Real Estate Executives Urge Caution As Values Continue To Rise

Investment managers need to traverse the real estate landscape with great caution as the cycle confronts its final throes and values continue to climb, according to panelists participating in a breakout session at last month’s RG + Associates ConsortiumEAST event.

New York, NY  (July 2017) –

Investment managers need to traverse the real estate landscape with great caution as the cycle confronts its final throes and values continue to climb, according to panelists participating in a breakout session at last month’s RG + Associates ConsortiumEAST event.

“I would say we are in the 8th year of the business cycle—and I firmly believe that real estate is overpriced in many, many markets,” said Basis Investment Group President Tammy Jones.

Jones noted that values in many of the gateway cities are 40% higher than the peak values of 2007, and while there are still some opportunities in the middle market, cap rates in many markets are at all-time lows and interest rates and cost of capital are rising.

“We have headwinds on rent growth, and although the fundamentals have not fallen off a cliff, values can’t really go much higher, so you have to be cautious in your investing and in your underwriting,” she warned.

Ishika Bansal, v.p. with real estate consulting firm Townsend Group, reiterated Jones’ words of caution, noting that her firm has taken pains to avoid taking on too much risk at this point in time, expanding into new sectors in order to diversify and protect its clients if and when the cycle turns.

“We focus on investments where we can get downside protection. We ask ourselves where we can be in the capital stack, where we can protect our capital, where we’re not taking too much risk. By default, some of those strategies are core-plus and value sectors like retail or industrial,” she said.

“At this time in the market cycle, those sectors are looking less attractive,” she added, noting that it makes it especially important to find managers that can access them in a “differentiated way.”

“We have made investments where we have been able to pick high-quality managers that are able to invest in those sectors but avoid the mistakes that we’ve made in the past,” she said.
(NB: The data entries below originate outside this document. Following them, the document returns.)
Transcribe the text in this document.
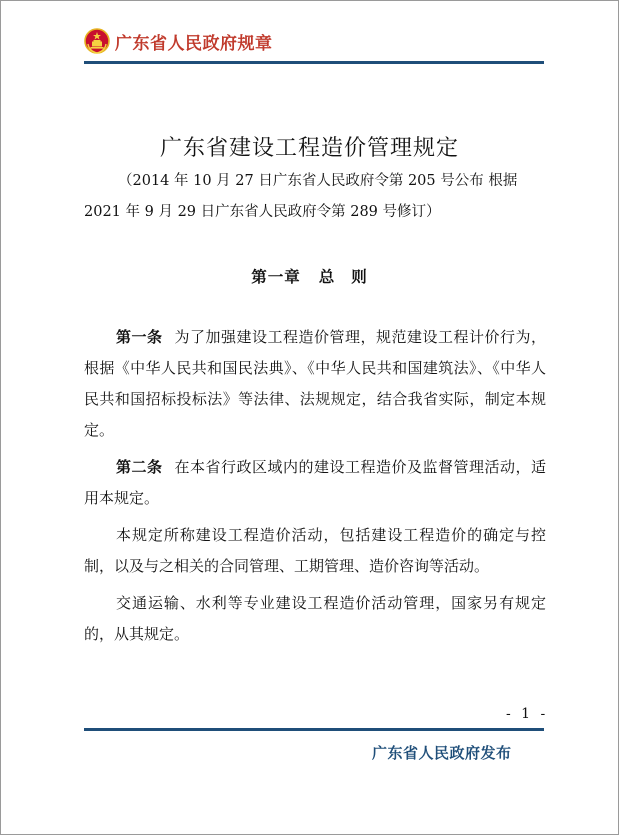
广东省人民政府规章
广东省建设工程造价管理规定
（2014 年 10 月 27 日广东省人民政府令第 205 号公布 根据
2021 年 9 月 29 日广东省人民政府令第 289 号修订）
第一章 总 则

第一条 为了加强建设工程造价管理，规范建设工程计价行为，根据《中华人民共和国民法典》、《中华人民共和国建筑法》、《中华人民共和国招标投标法》等法律、法规规定，结合我省实际，制定本规定。

第二条 在本省行政区域内的建设工程造价及监督管理活动，适用本规定。

本规定所称建设工程造价活动，包括建设工程造价的确定与控制，以及与之相关的合同管理、工期管理、造价咨询等活动。

交通运输、水利等专业建设工程造价活动管理，国家另有规定的，从其规定。

- 1 -
广东省人民政府发布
Jones went on to add that, while the future is not all ‘doom and gloom’ for managers looking to navigate the real estate markets, she believes the time is now for firms to remain vigilant in protecting capital.
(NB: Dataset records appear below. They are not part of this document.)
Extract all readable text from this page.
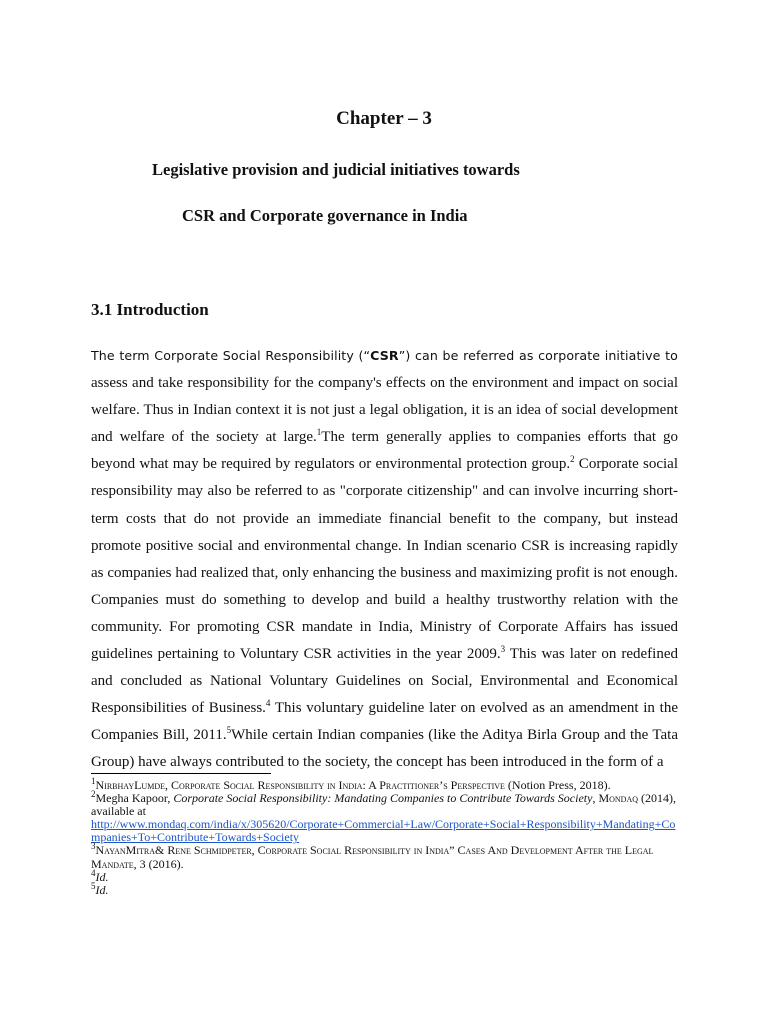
Chapter – 3
Legislative provision and judicial initiatives towards
CSR and Corporate governance in India
3.1 Introduction

The term Corporate Social Responsibility (“CSR”) can be referred as corporate initiative to assess and take responsibility for the company's effects on the environment and impact on social welfare. Thus in Indian context it is not just a legal obligation, it is an idea of social development and welfare of the society at large.$^1$The term generally applies to companies efforts that go beyond what may be required by regulators or environmental protection group.$^2$ Corporate social responsibility may also be referred to as "corporate citizenship" and can involve incurring short-term costs that do not provide an immediate financial benefit to the company, but instead promote positive social and environmental change. In Indian scenario CSR is increasing rapidly as companies had realized that, only enhancing the business and maximizing profit is not enough. Companies must do something to develop and build a healthy trustworthy relation with the community. For promoting CSR mandate in India, Ministry of Corporate Affairs has issued guidelines pertaining to Voluntary CSR activities in the year 2009.$^3$ This was later on redefined and concluded as National Voluntary Guidelines on Social, Environmental and Economical Responsibilities of Business.$^4$ This voluntary guideline later on evolved as an amendment in the Companies Bill, 2011.$^5$While certain Indian companies (like the Aditya Birla Group and the Tata Group) have always contributed to the society, the concept has been introduced in the form of a

$^1$NirbhayLumde, Corporate Social Responsibility in India: A Practitioner’s Perspective (Notion Press, 2018).

$^2$Megha Kapoor, Corporate Social Responsibility: Mandating Companies to Contribute Towards Society, Mondaq (2014), available at
http://www.mondaq.com/india/x/305620/Corporate+Commercial+Law/Corporate+Social+Responsibility+Mandating+Companies+To+Contribute+Towards+Society

$^3$NayanMitra& Rene Schmidpeter, Corporate Social Responsibility in India” Cases And Development After the Legal Mandate, 3 (2016).

$^4$Id.

$^5$Id.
“Do I think that we’re falling off of a cliff? I want to be clear I am not saying that. Do I think that values are likely to decline some between now and the next couple of years? I do,” Jones said. “So I think that you have to make really, really careful bets as an equity and debt player given the uncertainty in today’s market. It takes experience and investing through multiple cycles. It also takes marrying the right capital markets approach with the performance of the underlying real asset and the right basis because those are going to protect you in the end.”